Question

Read Counts From Sam File Mapped To De Novo Assembled Transcripts Using Htseq-Count

0

Entering edit mode

10.7 years ago

alan.sm310 • 0

Hello,

I tried using HTSeq-count to extract read counts per transcript from the SAM file (generated using Bowtie2 and only uniquely aligned reads were considered) mapped to de novo assembled transcripts (for DE analysis). I made GTF file for the assembled transcripts FASTA file with a Perl script. Here are few lines of my GTF file.

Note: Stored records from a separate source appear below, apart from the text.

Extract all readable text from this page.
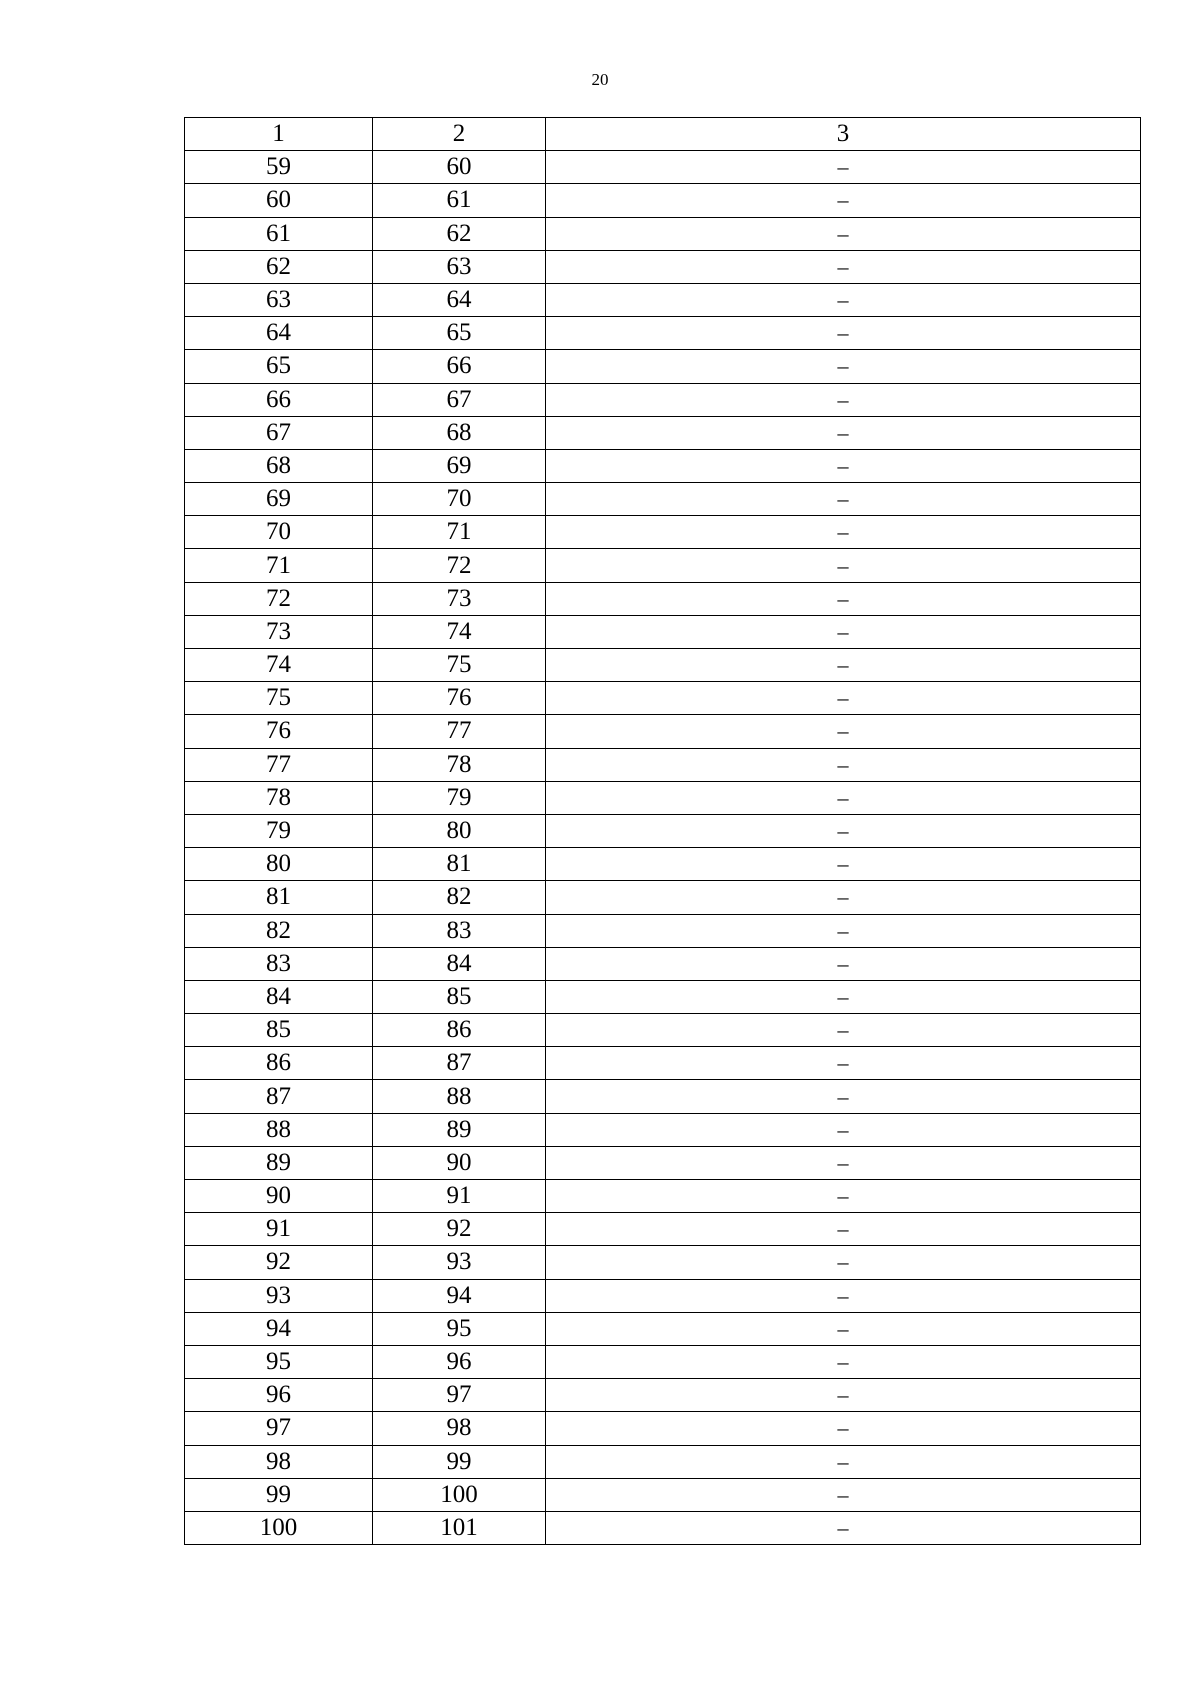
20
1	2	3
59	60	–
60	61	–
61	62	–
62	63	–
63	64	–
64	65	–
65	66	–
66	67	–
67	68	–
68	69	–
69	70	–
70	71	–
71	72	–
72	73	–
73	74	–
74	75	–
75	76	–
76	77	–
77	78	–
78	79	–
79	80	–
80	81	–
81	82	–
82	83	–
83	84	–
84	85	–
85	86	–
86	87	–
87	88	–
88	89	–
89	90	–
90	91	–
91	92	–
92	93	–
93	94	–
94	95	–
95	96	–
96	97	–
97	98	–
98	99	–
99	100	–
100	101	–
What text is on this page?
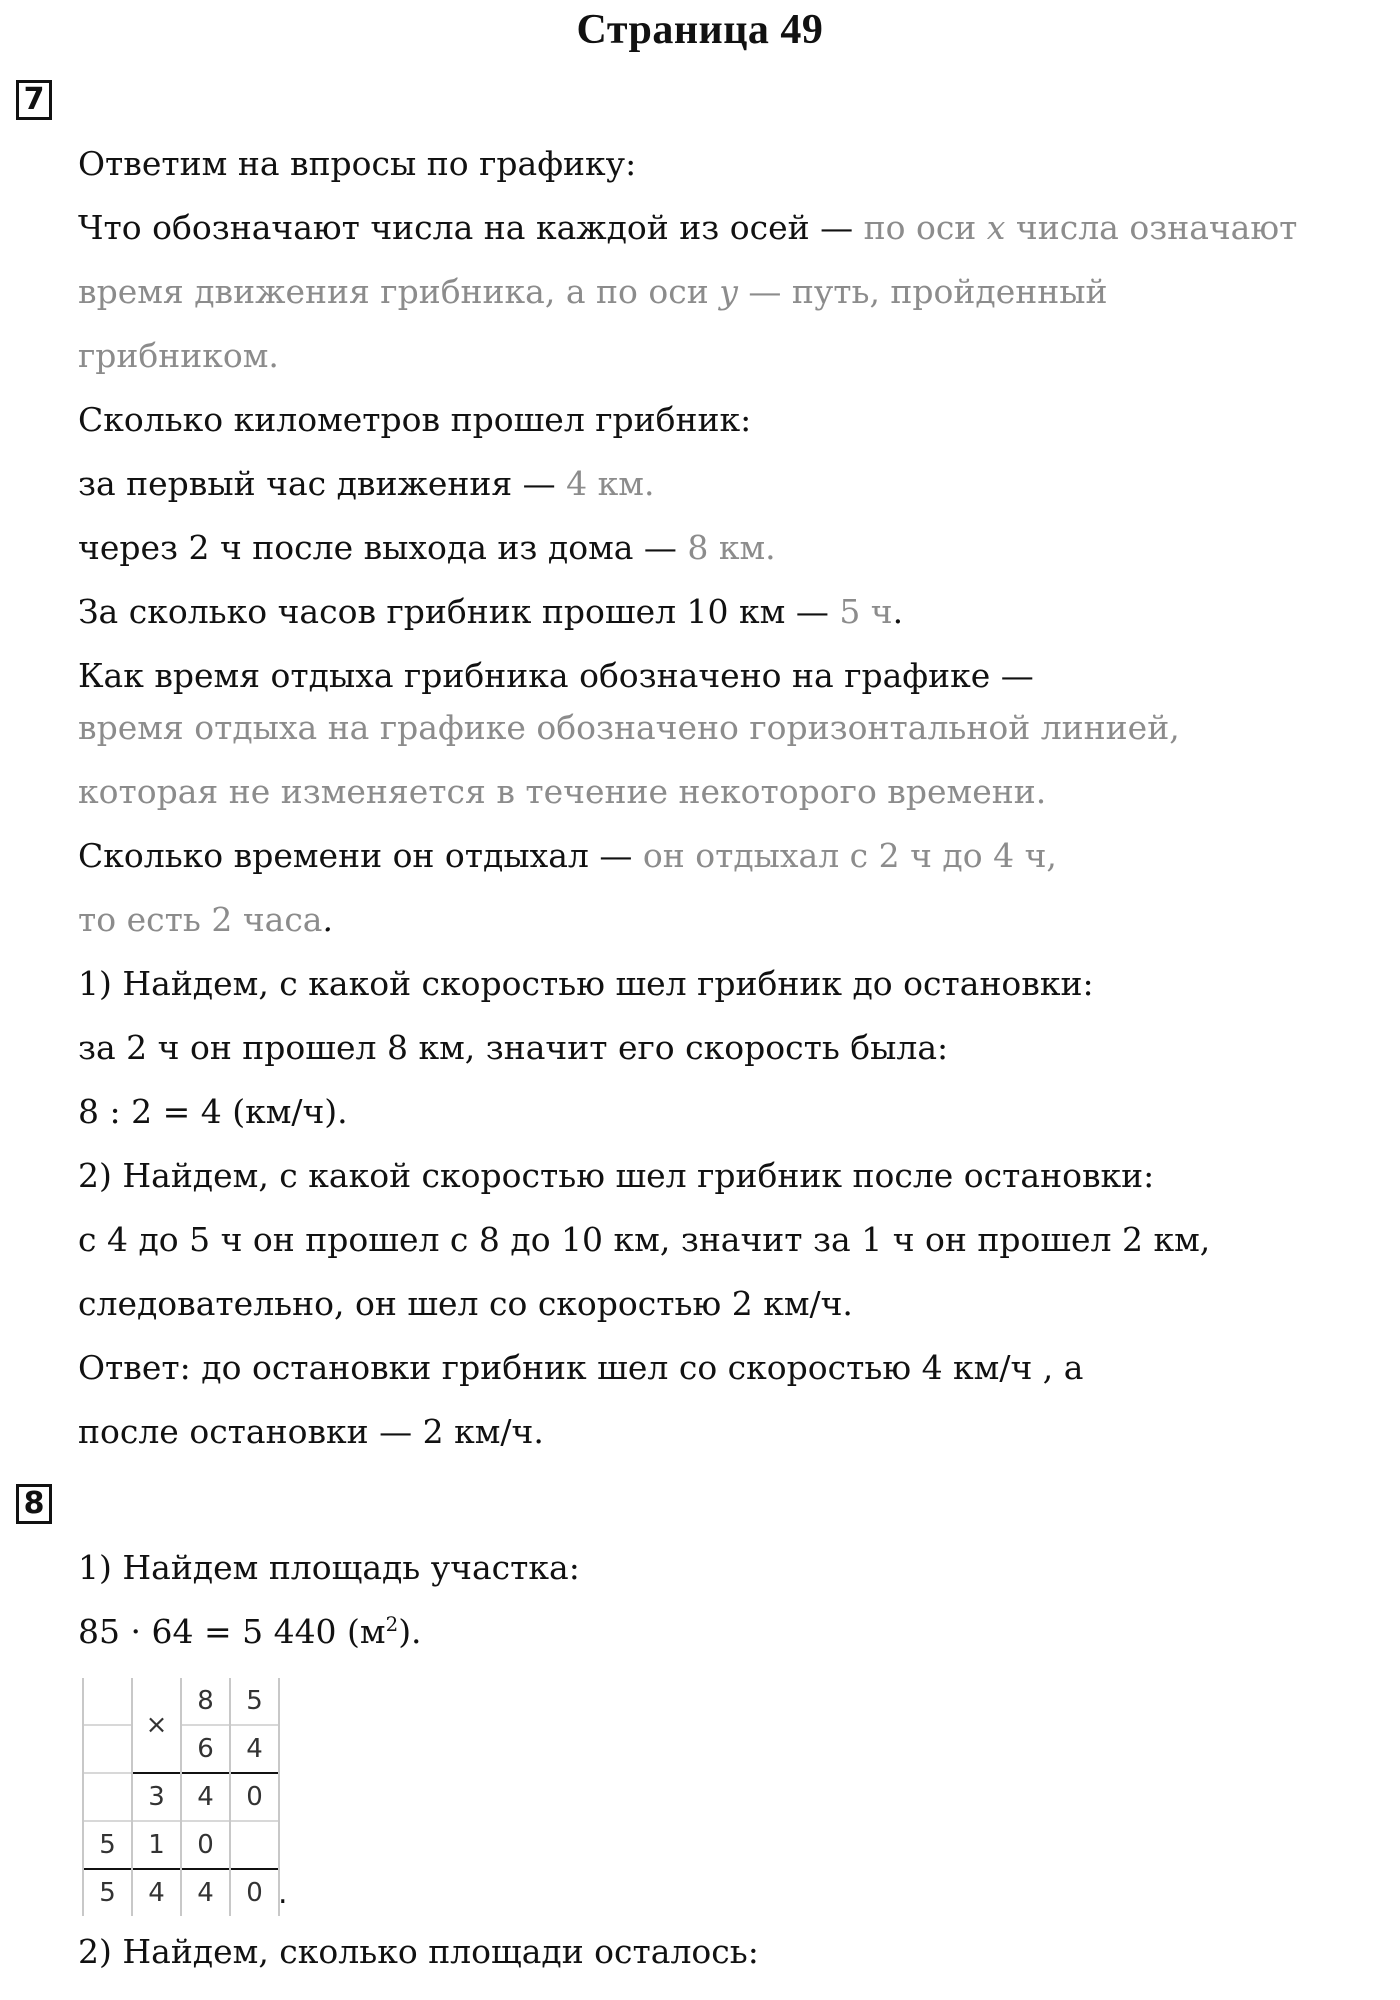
Страница 49
7
Ответим на впросы по графику:
Что обозначают числа на каждой из осей — по оси x числа означают
время движения грибника, а по оси y — путь, пройденный
грибником.
Сколько километров прошел грибник:
за первый час движения — 4 км.
через 2 ч после выхода из дома — 8 км.
За сколько часов грибник прошел 10 км — 5 ч.
Как время отдыха грибника обозначено на графике —
время отдыха на графике обозначено горизонтальной линией,
которая не изменяется в течение некоторого времени.
Сколько времени он отдыхал — он отдыхал с 2 ч до 4 ч,
то есть 2 часа.
1) Найдем, с какой скоростью шел грибник до остановки:
за 2 ч он прошел 8 км, значит его скорость была:
8 : 2 = 4 (км/ч).
2) Найдем, с какой скоростью шел грибник после остановки:
с 4 до 5 ч он прошел с 8 до 10 км, значит за 1 ч он прошел 2 км,
следовательно, он шел со скоростью 2 км/ч.
Ответ: до остановки грибник шел со скоростью 4 км/ч , а
после остановки — 2 км/ч.
8
1) Найдем площадь участка:
85 · 64 = 5 440 $(м^2)$.
	×	8	5
		6	4
	3	4	0
5	1	0	
5	4	4	0 .
2) Найдем, сколько площади осталось:
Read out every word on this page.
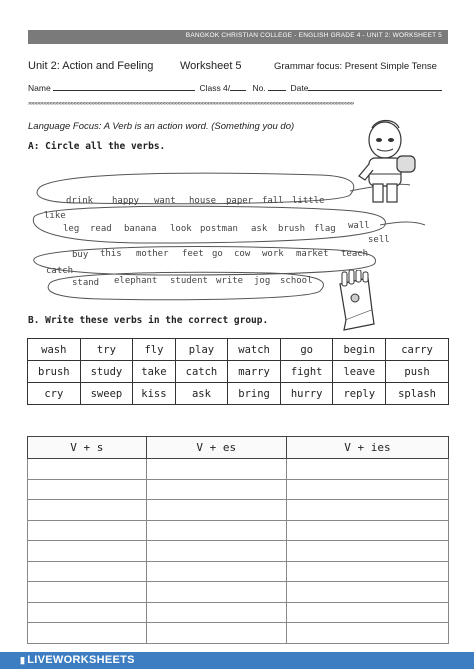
BANGKOK CHRISTIAN COLLEGE - ENGLISH GRADE 4 - UNIT 2: WORKSHEET 5
Unit 2: Action and Feeling Worksheet 5	Grammar focus: Present Simple Tense
Name	Class 4/	No.	Date
»»»»»»»»»»»»»»»»»»»»»»»»»»»»»»»»»»»»»»»»»»»»»»»»»»»»»»»»»»»»»»»»»»»»»»»»»»»»»»»»»»»»»»»»»»»»»»»»»»»»»»»»»»»»
Language Focus: A Verb is an action word. (Something you do)
A: Circle all the verbs.
drink happy want house paper fall little
like
leg read banana look postman ask brush flag wall
sell
buy this mother feet go cow work market teach
catch
stand elephant student write jog school
B. Write these verbs in the correct group.
wash	try	fly	play	watch	go	begin	carry
brush	study	take	catch	marry	fight	leave	push
cry	sweep	kiss	ask	bring	hurry	reply	splash
V + s	V + es	V + ies

▮ LIVEWORKSHEETS
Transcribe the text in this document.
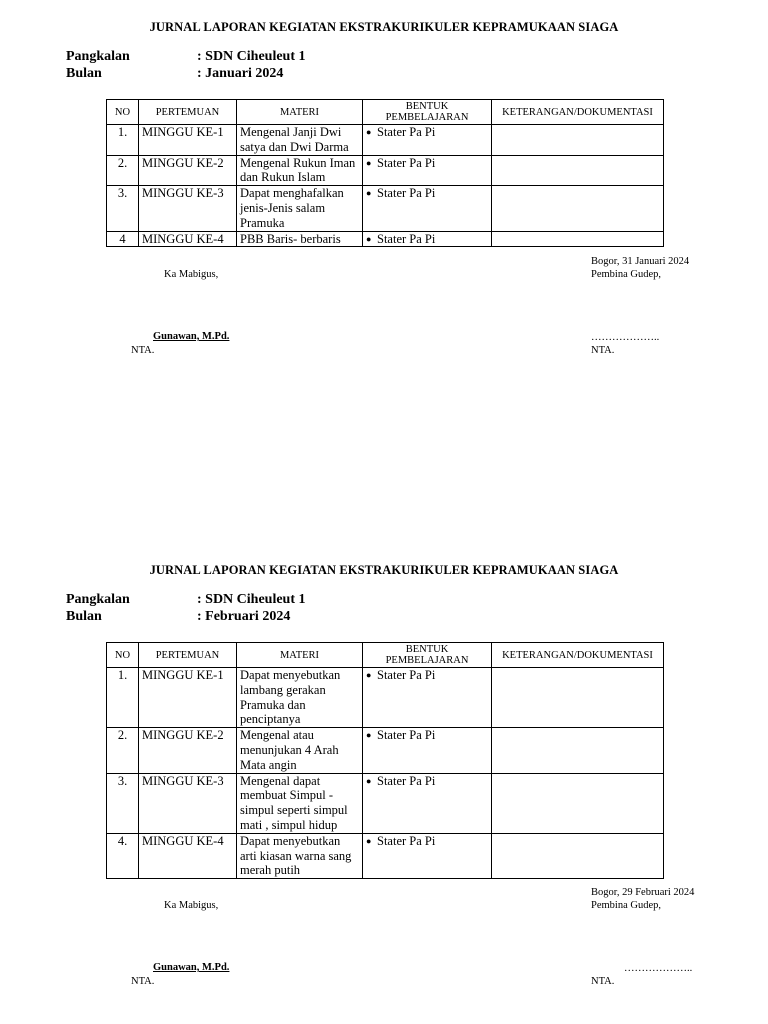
JURNAL LAPORAN KEGIATAN EKSTRAKURIKULER KEPRAMUKAAN SIAGA
Pangkalan	: SDN Ciheuleut 1
Bulan	: Januari 2024
NO	PERTEMUAN	MATERI	BENTUK PEMBELAJARAN	KETERANGAN/DOKUMENTASI
1.	MINGGU KE-1	Mengenal Janji Dwi satya dan Dwi Darma	● Stater Pa Pi	
2.	MINGGU KE-2	Mengenal Rukun Iman dan Rukun Islam	● Stater Pa Pi	
3.	MINGGU KE-3	Dapat menghafalkan jenis-Jenis salam Pramuka	● Stater Pa Pi	
4	MINGGU KE-4	PBB Baris- berbaris	● Stater Pa Pi	
Bogor, 31 Januari 2024
Pembina Gudep,
Ka Mabigus,
Gunawan, M.Pd.
NTA.
………………..
NTA.
JURNAL LAPORAN KEGIATAN EKSTRAKURIKULER KEPRAMUKAAN SIAGA
Pangkalan	: SDN Ciheuleut 1
Bulan	: Februari 2024
NO	PERTEMUAN	MATERI	BENTUK PEMBELAJARAN	KETERANGAN/DOKUMENTASI
1.	MINGGU KE-1	Dapat menyebutkan lambang gerakan Pramuka dan penciptanya	● Stater Pa Pi	
2.	MINGGU KE-2	Mengenal atau menunjukan 4 Arah Mata angin	● Stater Pa Pi	
3.	MINGGU KE-3	Mengenal dapat membuat Simpul - simpul seperti simpul mati , simpul hidup	● Stater Pa Pi	
4.	MINGGU KE-4	Dapat menyebutkan arti kiasan warna sang merah putih	● Stater Pa Pi	
Bogor, 29 Februari 2024
Pembina Gudep,
Ka Mabigus,
Gunawan, M.Pd.
NTA.
………………..
NTA.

Locus_47_Transcript_16/31_Confidence_0.158_Length_1485 AssembledTranscriptome exon 1 1485 . + . gene_id "AssemTrans1"; transcript_id "Locus_47_Transcript_16/31_Confidence_0.158_Length_1485";

Locus_58_Transcript_85/85_Confidence_0.017_Length_650 AssembledTranscriptome exon 1 650 . + . gene_id "AssemTrans1"; transcript_id "Locus_58_Transcript_85/85_Confidence_0.017_Length_650";

Transcript start is by default 1 and end is the length of the transcript and Strand is + for all.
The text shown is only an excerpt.